Mijn antwoord is dat God de natuurlijke wereld onder een vloek heeft gebracht zodat de fysieke verschrikkingen die we om ons heen zien in de vorm van ziektes en rampen, levendige voorbeelden worden van hoe gruwelijk zonde is. Met andere woorden, natuurlijk kwaad is een indicatie die wijst op de onnoemelijke verschrikking van moreel kwaad.

God ontregelde de natuurlijke wereld als reactie op de verstoring van de morele en spirituele wereld – dat wil zeggen, vanwege de zonde. In onze huidige, gevallen toestand met onze harten zo blind voor de buitensporige verdorvenheid van zonde, kunnen we niet zien noch voelen hoe walgelijk zonde is. Bijna niemand ter wereld voelt het verfoeilijk kwaad dat onze zonde is. Bijna niemand wordt razend of misselijk van de manier waarop die de glorie van God vernedert. Maar wanneer hun eigen lichamen door pijn geraakt worden, roepen ze God op om zich te verantwoorden. We zijn niet verontwaardigd over de manier waarop we zijn glorie beschadigen maar laat hem onze kleine pinkje verwonden en heel onze morele verontwaardiging is opgewekt. Wat laat zien hoe zelf-verheerlijkend en God-onttronend we zijn.

De trompetstoot van fysieke pijn

Fysieke pijn is Gods stoot met een fysieke trompet om ons mede te delen dat er iets vreselijks mis is zowel moreel als spiritueel. Ziektes en misvormingen zijn de trots van Satan. Maar in Gods overheersende voorzorg zijn ze Gods afspiegeling van wat zonde in het spiritueel domein is. Dat is waar, hoewel zelfs sommigen van de vroomste mensen zulke misvormingen hebben. Rampen zijn Gods vooruitblikken op wat zonde verdient en op een dag duizend keer erger voor het Godsgericht zal krijgen. Het zijn waarschuwingen.

Opdat wij allen zien en voelen hoe weerzinwekkend, hoe beledigend, hoe afschuwelijk het is om iets te prefereren boven onze Schepper, hem te negeren, te wantrouwen, te kleineren en hem in onze harten minder aandacht te geven dan we geven aan het tapijt op de vloer van de woonkamer. We moeten dat inzien anders zullen we niet bekeren tot Christus voor redding van zonde en zullen we de hemel niet willen behalve voor de verlossing. En de hemel willen voor verlossing betekent buitengesloten worden.

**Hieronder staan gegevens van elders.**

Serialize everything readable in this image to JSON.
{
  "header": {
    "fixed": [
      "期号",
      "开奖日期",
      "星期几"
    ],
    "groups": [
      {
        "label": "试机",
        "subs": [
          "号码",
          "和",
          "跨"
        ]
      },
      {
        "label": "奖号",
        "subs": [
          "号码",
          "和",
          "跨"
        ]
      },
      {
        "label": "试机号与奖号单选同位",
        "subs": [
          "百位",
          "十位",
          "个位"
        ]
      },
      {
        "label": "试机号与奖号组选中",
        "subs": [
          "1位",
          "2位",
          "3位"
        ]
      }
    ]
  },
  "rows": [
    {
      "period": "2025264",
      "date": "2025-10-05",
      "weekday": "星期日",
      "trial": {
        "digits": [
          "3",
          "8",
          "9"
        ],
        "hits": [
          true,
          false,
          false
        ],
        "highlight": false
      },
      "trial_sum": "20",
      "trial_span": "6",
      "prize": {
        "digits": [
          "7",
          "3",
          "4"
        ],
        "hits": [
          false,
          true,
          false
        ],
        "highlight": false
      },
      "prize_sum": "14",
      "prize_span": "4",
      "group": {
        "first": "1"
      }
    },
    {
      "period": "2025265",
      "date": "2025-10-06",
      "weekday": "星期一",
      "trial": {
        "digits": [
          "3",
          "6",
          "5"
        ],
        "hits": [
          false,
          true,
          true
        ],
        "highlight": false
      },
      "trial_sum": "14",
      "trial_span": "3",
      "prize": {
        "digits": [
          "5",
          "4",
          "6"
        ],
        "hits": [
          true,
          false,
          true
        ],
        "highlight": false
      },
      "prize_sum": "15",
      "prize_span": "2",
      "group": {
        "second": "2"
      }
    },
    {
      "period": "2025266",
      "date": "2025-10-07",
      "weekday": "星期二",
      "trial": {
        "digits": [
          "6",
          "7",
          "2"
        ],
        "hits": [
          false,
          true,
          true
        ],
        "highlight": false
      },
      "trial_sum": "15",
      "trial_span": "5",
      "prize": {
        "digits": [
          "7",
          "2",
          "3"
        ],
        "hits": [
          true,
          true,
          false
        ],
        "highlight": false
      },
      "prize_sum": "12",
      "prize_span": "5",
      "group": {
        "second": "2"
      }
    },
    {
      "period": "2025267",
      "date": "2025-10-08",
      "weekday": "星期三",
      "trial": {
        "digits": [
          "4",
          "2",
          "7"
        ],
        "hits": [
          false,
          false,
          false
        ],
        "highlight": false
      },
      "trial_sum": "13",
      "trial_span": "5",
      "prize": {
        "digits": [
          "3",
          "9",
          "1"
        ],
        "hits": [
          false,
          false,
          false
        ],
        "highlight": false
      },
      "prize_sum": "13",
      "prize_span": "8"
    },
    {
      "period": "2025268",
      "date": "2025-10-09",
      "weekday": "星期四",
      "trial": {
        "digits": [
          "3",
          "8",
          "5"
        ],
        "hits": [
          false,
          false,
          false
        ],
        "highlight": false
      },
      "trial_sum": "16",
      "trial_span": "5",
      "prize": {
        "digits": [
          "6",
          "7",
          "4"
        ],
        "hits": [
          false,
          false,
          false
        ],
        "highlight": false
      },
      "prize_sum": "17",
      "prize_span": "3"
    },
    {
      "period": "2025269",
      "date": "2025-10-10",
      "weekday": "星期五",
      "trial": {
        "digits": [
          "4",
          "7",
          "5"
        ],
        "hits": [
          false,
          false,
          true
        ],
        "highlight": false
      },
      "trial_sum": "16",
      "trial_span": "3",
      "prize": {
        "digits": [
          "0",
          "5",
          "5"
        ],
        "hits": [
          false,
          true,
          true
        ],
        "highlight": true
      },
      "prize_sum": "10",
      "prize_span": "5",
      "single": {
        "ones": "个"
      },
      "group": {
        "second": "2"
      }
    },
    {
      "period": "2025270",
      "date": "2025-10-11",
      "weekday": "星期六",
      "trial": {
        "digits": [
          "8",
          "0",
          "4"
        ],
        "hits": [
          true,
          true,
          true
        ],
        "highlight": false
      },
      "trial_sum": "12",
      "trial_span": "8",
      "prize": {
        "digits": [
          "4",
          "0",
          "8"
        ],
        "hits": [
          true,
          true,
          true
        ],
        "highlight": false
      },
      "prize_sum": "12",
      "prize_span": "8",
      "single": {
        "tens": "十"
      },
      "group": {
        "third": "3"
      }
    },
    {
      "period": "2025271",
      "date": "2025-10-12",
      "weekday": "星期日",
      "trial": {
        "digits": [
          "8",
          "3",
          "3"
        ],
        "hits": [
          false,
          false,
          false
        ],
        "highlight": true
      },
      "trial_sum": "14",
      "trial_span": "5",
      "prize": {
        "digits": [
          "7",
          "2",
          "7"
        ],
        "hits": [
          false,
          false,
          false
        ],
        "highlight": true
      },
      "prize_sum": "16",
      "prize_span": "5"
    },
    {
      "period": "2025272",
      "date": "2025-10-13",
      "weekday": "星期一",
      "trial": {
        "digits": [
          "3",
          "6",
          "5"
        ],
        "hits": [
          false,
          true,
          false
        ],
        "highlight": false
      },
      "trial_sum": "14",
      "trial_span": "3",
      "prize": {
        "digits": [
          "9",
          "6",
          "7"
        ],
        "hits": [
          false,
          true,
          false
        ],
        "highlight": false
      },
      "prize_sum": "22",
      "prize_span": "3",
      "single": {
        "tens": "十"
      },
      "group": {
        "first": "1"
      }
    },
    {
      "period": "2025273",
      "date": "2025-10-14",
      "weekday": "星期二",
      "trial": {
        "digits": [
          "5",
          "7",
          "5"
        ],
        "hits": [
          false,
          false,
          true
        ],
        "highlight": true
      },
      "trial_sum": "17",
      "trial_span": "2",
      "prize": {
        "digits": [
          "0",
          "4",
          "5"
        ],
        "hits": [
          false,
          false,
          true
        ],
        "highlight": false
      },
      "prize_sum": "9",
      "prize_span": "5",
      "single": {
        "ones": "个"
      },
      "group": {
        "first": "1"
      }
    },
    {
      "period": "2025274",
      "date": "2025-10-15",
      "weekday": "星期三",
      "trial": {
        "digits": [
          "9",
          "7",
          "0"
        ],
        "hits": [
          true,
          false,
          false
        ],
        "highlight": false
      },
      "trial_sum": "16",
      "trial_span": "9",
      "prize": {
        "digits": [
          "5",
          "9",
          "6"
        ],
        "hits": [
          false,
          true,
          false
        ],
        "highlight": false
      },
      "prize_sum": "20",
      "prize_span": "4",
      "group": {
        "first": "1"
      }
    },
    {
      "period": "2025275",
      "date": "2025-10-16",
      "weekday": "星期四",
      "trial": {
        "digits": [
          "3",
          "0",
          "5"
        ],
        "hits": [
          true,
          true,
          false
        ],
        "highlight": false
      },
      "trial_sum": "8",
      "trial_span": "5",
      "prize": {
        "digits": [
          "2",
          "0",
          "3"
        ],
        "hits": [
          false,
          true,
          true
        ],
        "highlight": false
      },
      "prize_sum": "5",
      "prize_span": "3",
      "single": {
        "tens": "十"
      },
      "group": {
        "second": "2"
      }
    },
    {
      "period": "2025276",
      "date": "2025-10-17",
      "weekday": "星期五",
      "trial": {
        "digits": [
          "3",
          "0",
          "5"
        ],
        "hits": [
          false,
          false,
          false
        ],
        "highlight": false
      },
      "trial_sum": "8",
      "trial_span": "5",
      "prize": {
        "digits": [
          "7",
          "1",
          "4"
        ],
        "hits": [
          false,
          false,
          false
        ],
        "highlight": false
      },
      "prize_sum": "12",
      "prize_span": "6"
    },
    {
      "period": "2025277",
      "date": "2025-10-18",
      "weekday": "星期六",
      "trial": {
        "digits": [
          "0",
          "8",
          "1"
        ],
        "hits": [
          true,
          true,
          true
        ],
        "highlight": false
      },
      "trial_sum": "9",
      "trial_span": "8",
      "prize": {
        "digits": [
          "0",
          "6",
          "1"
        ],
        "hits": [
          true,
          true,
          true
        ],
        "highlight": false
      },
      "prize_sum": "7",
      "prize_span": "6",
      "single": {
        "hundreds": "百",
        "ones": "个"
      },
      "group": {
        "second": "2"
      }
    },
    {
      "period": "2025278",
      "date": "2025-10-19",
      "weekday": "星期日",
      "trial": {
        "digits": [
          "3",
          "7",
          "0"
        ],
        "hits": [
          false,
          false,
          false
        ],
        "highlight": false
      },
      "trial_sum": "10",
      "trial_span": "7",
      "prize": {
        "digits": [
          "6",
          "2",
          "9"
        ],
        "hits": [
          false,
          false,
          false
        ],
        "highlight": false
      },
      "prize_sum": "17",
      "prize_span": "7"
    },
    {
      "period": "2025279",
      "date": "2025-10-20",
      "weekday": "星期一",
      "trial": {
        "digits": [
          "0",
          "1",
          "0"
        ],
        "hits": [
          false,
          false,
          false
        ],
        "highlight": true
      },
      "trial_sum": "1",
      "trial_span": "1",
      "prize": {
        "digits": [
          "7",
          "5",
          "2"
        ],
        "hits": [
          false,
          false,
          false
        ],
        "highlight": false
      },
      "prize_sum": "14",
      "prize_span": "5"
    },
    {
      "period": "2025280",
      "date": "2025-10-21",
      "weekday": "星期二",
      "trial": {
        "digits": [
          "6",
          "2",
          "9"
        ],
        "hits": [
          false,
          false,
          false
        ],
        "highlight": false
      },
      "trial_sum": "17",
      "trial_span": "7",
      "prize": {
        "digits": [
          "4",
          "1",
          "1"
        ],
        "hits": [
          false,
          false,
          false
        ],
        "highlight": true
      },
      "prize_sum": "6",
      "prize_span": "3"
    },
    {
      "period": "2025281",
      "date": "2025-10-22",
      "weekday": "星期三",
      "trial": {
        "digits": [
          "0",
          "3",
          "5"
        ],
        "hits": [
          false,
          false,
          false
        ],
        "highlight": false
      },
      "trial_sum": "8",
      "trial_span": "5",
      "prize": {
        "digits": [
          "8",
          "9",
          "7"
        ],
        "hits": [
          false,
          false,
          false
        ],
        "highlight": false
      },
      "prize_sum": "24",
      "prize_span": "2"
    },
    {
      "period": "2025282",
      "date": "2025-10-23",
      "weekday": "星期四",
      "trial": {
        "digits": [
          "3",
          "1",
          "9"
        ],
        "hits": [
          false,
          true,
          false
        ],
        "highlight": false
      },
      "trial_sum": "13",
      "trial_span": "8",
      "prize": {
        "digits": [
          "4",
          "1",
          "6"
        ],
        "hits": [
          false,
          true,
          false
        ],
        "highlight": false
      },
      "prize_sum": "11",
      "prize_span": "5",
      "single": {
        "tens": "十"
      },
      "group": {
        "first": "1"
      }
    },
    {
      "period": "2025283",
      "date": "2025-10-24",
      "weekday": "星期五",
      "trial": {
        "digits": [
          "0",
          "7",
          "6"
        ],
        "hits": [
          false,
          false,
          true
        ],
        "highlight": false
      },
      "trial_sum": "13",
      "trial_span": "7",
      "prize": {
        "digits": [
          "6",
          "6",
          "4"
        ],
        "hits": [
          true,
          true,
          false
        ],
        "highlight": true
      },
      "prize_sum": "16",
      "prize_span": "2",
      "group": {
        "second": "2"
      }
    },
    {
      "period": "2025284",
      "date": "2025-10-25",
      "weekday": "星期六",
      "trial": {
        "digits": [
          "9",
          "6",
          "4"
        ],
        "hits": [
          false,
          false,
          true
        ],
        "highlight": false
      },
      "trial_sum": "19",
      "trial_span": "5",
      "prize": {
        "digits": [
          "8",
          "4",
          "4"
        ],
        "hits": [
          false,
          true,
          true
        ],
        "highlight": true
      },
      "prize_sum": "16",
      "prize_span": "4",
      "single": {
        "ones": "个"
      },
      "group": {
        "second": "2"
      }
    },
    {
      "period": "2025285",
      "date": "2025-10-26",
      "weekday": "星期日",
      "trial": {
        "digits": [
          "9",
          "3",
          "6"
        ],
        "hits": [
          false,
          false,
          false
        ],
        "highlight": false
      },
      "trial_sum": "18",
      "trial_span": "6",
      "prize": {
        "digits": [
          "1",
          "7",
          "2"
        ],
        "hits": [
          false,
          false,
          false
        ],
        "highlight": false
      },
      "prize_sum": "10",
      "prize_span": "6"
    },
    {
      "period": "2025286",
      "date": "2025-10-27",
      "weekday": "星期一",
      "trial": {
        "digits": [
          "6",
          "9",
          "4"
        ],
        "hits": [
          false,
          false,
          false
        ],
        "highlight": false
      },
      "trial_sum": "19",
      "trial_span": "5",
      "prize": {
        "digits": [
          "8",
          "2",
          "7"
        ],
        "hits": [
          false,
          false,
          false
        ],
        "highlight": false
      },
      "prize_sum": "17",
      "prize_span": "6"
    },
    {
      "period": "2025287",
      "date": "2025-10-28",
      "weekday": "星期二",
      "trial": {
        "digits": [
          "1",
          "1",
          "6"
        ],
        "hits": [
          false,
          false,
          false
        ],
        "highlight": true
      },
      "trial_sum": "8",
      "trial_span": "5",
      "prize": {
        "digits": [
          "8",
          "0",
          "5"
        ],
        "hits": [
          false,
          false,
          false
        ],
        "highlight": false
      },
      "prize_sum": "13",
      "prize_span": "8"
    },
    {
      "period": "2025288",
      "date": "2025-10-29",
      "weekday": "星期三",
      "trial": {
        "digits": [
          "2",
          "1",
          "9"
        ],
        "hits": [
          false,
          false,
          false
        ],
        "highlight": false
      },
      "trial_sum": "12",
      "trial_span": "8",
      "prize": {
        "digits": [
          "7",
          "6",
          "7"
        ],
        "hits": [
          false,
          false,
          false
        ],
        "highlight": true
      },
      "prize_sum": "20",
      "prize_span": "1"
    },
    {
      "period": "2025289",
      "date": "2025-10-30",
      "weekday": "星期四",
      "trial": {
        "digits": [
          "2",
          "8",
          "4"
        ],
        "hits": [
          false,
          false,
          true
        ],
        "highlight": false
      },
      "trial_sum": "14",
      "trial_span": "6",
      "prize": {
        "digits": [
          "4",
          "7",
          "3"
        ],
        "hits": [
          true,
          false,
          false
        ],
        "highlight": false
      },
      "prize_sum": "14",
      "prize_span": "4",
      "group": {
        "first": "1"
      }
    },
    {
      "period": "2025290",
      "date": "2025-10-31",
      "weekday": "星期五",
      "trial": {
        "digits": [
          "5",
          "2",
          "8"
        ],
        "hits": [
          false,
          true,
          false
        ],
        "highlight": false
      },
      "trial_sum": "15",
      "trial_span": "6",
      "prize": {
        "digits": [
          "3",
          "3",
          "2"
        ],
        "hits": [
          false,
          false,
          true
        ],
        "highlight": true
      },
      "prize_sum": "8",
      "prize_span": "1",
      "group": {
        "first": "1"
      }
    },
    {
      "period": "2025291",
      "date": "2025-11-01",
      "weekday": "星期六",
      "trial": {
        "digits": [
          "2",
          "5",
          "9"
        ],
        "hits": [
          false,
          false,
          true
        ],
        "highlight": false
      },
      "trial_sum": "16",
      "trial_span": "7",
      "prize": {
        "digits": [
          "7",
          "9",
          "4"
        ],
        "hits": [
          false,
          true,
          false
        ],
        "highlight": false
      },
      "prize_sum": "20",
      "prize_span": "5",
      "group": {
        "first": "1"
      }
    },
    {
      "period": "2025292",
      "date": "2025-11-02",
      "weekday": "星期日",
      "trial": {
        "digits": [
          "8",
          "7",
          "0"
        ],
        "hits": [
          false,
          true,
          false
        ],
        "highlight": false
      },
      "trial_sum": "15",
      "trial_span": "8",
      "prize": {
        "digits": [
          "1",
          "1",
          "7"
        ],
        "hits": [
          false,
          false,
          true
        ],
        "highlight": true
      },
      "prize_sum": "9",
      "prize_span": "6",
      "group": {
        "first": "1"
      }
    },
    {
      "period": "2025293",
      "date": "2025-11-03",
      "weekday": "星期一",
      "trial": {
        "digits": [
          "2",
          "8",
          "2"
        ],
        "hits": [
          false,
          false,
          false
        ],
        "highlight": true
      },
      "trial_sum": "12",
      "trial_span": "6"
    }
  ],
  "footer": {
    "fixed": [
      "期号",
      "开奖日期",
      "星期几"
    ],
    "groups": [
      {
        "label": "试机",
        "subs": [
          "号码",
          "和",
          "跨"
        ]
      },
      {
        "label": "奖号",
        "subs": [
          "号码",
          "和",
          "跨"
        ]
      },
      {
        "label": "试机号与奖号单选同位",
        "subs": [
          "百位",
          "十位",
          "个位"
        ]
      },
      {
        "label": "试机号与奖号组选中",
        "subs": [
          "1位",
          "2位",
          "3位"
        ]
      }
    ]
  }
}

Word wakker! Zo ziet zonde eruit!

Daarom roept God genadevol naar ons tijdens onze ziekte, pijn en rampen: Ontwaak! Zo ziet zonde eruit! Zonde leidt naar zulke dingen. (Zie Openbaring 9:20; 16:9, 11.) De voorkeur geven aan televisie boven verbondenheid met God ziet er zo uit. De verlossing in de hemel begeren maar niet de Verlosser willen, ziet er zo uit. De natuurlijke wereld is doorspekt met verschrikkingen die tot doel hebben ons wakker te schudden uit de droomwereld waarin God vernederen niet gezien wordt als een groot ding. Het is een ontzettend groot ding.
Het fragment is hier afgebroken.